Dey B R, McAfee S, Sackstein R, Colby C, Saidman S, Weymouth D, Poliquin C, Vanderklish J, Sachs D H, Sykes M, Spitzer T R
Massachusetts General Hospital, Harvard Medical School, Boston, Massachusetts 02114, USA.
Biol Blood Marrow Transplant. 2001;7(11):604-12. doi: 10.1053/bbmt.2001.v7.pm11760148.
The use of myeloablative preparative therapy and allogeneic stem cell transplantation (alloSCT) as salvage therapy for adult patients with relapsed hematologic malignancy after autologous stem cell transplantation (autoSCT) is generally unsuccessful due to very high treatment-related mortality rates. We evaluated the outcome of HLA-matched related donor alloSCT following nonmyeloablative preparative therapy in 13 patients (median age, 38 years) with relapsed hematologic malignancies (Hodgkin's disease, n = 4; Hodgkin's disease and advanced myelodysplastic syndrome, n = 1; non-Hodgkin's lymphoma, n = 6; multiple myeloma, n = 2) after initial autoSCT. Median time from autoSCT to alloSCT was 12 months (range, 3-24 months); 6 patients had chemotherapy-refractory disease following autoSCT, 6 were in untreated relapse, and 1 had a partial response from salvage chemotherapy. Preparative therapy consisted of cyclophosphamide, 150-200 mg/kg; peritransplantation anti-thymocyte globulin; thymic irradiation (in patients who had not received previous mediastinal irradiation); and a very short course of cyclosporine as GVHD prophylaxis. All patients achieved initial mixed chimerism as defined by greater than 1% donor peripheral white blood cells. Seven patients, who had no evidence of GVHD, received prophylactic DLI beginning 5 to 6 weeks after transplantation for conversion of mixed chimerism to full donor hematopoiesis and to optimize a graft-versus-tumor effect. Six patients showed conversion to full donor chimerism and 1 lost the graft. Grade II or greater acute GVHD occurred in 9 patients. Seven patients achieved a complete response; 6 had no response. The median survival time of the 13 patients is currently 10 months (range, 3-39 months), with an overall survival probability at 2 years of 45% (95% confidence interval [CI], 19%-73%) and a disease-free survival probability at 2 years of 37.5% (95% CI, 12%-65%). Thus, this novel nonmyeloablative alloSCT strategy followed by prophylactic DLI was well tolerated and can result in durable disease-free survival among patients with advanced hematologic malignancies after a failed autoSCT. Further follow-up and evaluation of additional patients are required to conclusively establish the role of this strategy in the treatment of hematologic malignancies after an autologous transplantation.

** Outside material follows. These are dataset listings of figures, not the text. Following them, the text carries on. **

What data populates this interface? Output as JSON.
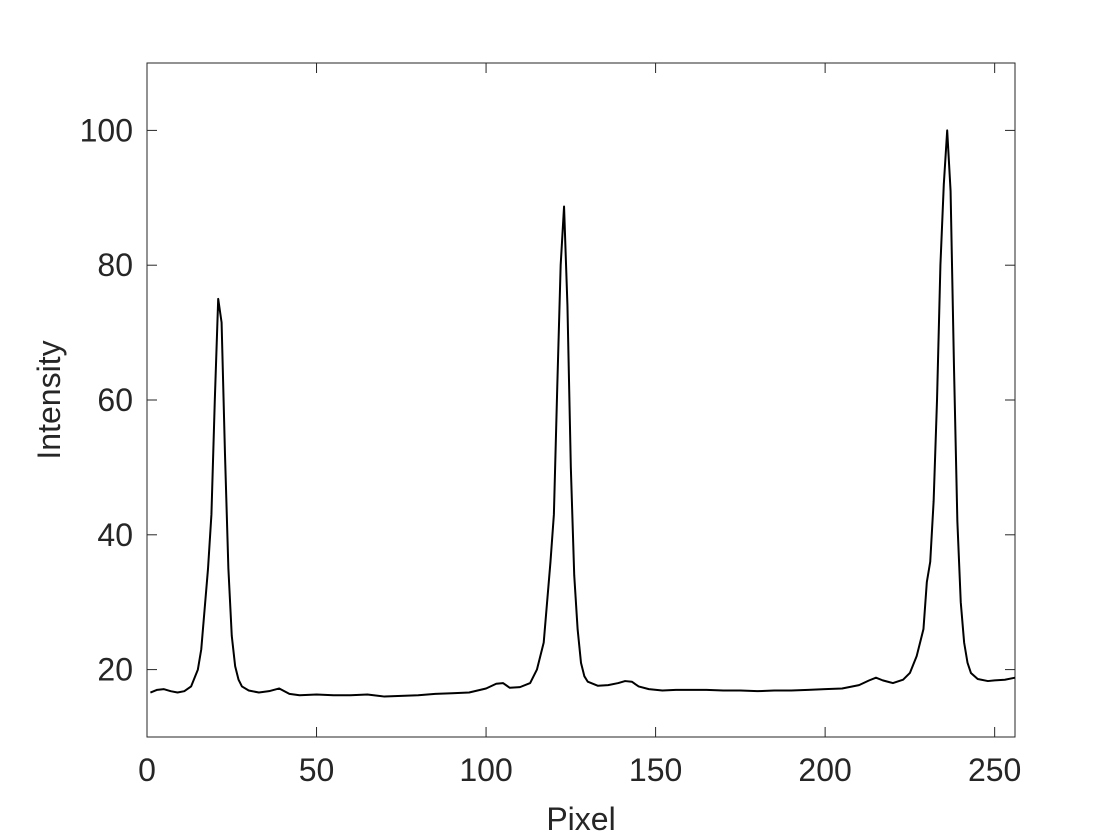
{
  "chart_data": {
    "type": "line",
    "xlabel": "Pixel",
    "ylabel": "Intensity",
    "color": "#000000",
    "x": [
      1,
      3,
      5,
      7,
      9,
      11,
      13,
      15,
      16,
      17,
      18,
      19,
      20,
      21,
      22,
      23,
      24,
      25,
      26,
      27,
      28,
      30,
      33,
      36,
      39,
      42,
      45,
      50,
      55,
      60,
      65,
      70,
      75,
      80,
      85,
      90,
      95,
      100,
      103,
      105,
      107,
      110,
      113,
      115,
      117,
      118,
      119,
      120,
      121,
      122,
      123,
      124,
      125,
      126,
      127,
      128,
      129,
      130,
      133,
      136,
      139,
      141,
      143,
      145,
      148,
      152,
      156,
      160,
      165,
      170,
      175,
      180,
      185,
      190,
      195,
      200,
      205,
      210,
      213,
      215,
      217,
      220,
      223,
      225,
      227,
      229,
      230,
      231,
      232,
      233,
      234,
      235,
      236,
      237,
      238,
      239,
      240,
      241,
      242,
      243,
      245,
      248,
      250,
      253,
      256
    ],
    "values": [
      16.6,
      17.0,
      17.1,
      16.8,
      16.6,
      16.8,
      17.5,
      20,
      23,
      29,
      35,
      43,
      60,
      75,
      71.5,
      52,
      35,
      25,
      20.5,
      18.5,
      17.5,
      16.9,
      16.6,
      16.8,
      17.2,
      16.4,
      16.2,
      16.3,
      16.2,
      16.2,
      16.3,
      16.0,
      16.1,
      16.2,
      16.4,
      16.5,
      16.6,
      17.2,
      17.9,
      18.0,
      17.3,
      17.4,
      18.0,
      20,
      24,
      30,
      36,
      43,
      62,
      80,
      88.7,
      74,
      50,
      34,
      26,
      21,
      19,
      18.2,
      17.6,
      17.7,
      18.0,
      18.3,
      18.2,
      17.5,
      17.1,
      16.9,
      17.0,
      17.0,
      17.0,
      16.9,
      16.9,
      16.8,
      16.9,
      16.9,
      17.0,
      17.1,
      17.2,
      17.7,
      18.4,
      18.8,
      18.4,
      18.0,
      18.5,
      19.5,
      22,
      26,
      33,
      36,
      45,
      60,
      80,
      92,
      100,
      91,
      65,
      42,
      30,
      24,
      21,
      19.5,
      18.6,
      18.3,
      18.4,
      18.5,
      18.8
    ],
    "xlim": [
      0,
      256
    ],
    "ylim": [
      10,
      110
    ],
    "xticks": [
      0,
      50,
      100,
      150,
      200,
      250
    ],
    "yticks": [
      20,
      40,
      60,
      80,
      100
    ]
  }
}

对于自体干细胞移植(autoSCT)后复发的血液系统恶性肿瘤成年患者,采用清髓性预处理疗法和异基因干细胞移植(alloSCT)作为挽救性治疗,通常因治疗相关死亡率极高而不成功。我们评估了13例(中位年龄38岁)初始autoSCT后复发的血液系统恶性肿瘤(霍奇金淋巴瘤,n = 4;霍奇金淋巴瘤和晚期骨髓增生异常综合征,n = 1;非霍奇金淋巴瘤,n = 6;多发性骨髓瘤,n = 2)患者在非清髓性预处理疗法后接受HLA匹配的相关供体alloSCT的结果。从autoSCT到alloSCT的中位时间为12个月(范围3 - 24个月);6例患者在autoSCT后患有化疗难治性疾病,6例处于未治疗的复发状态。1例对挽救性化疗有部分反应。预处理疗法包括环磷酰胺,150 - 200 mg/kg;移植前抗胸腺细胞球蛋白;胸腺照射(未接受过先前纵隔照射的患者);以及极短疗程的环孢素用于预防移植物抗宿主病(GVHD)。所有患者均达到初始混合嵌合状态,定义为供体外周白细胞大于1%。7例无GVHD证据的患者在移植后5至6周开始接受预防性供体淋巴细胞输注(DLI),以将混合嵌合状态转化为完全供体造血并优化移植物抗肿瘤效应。6例患者显示转化为完全供体嵌合状态,1例失去移植物。9例患者发生II级或更高级别的急性GVHD。7例患者获得完全缓解;6例无反应。13例患者的中位生存时间目前为10个月(范围3 - 39个月),2年总生存概率为45%(95%置信区间[CI],19% - 73%),2年无病生存概率为37.5%(95% CI,12% - 65%)。因此,这种新型的非清髓性alloSCT策略继以防性DLI耐受性良好,可使autoSCT失败后的晚期血液系统恶性肿瘤患者实现持久的无病生存。需要对更多患者进行进一步随访和评估,以最终确定该策略在自体移植后血液系统恶性肿瘤治疗中的作用。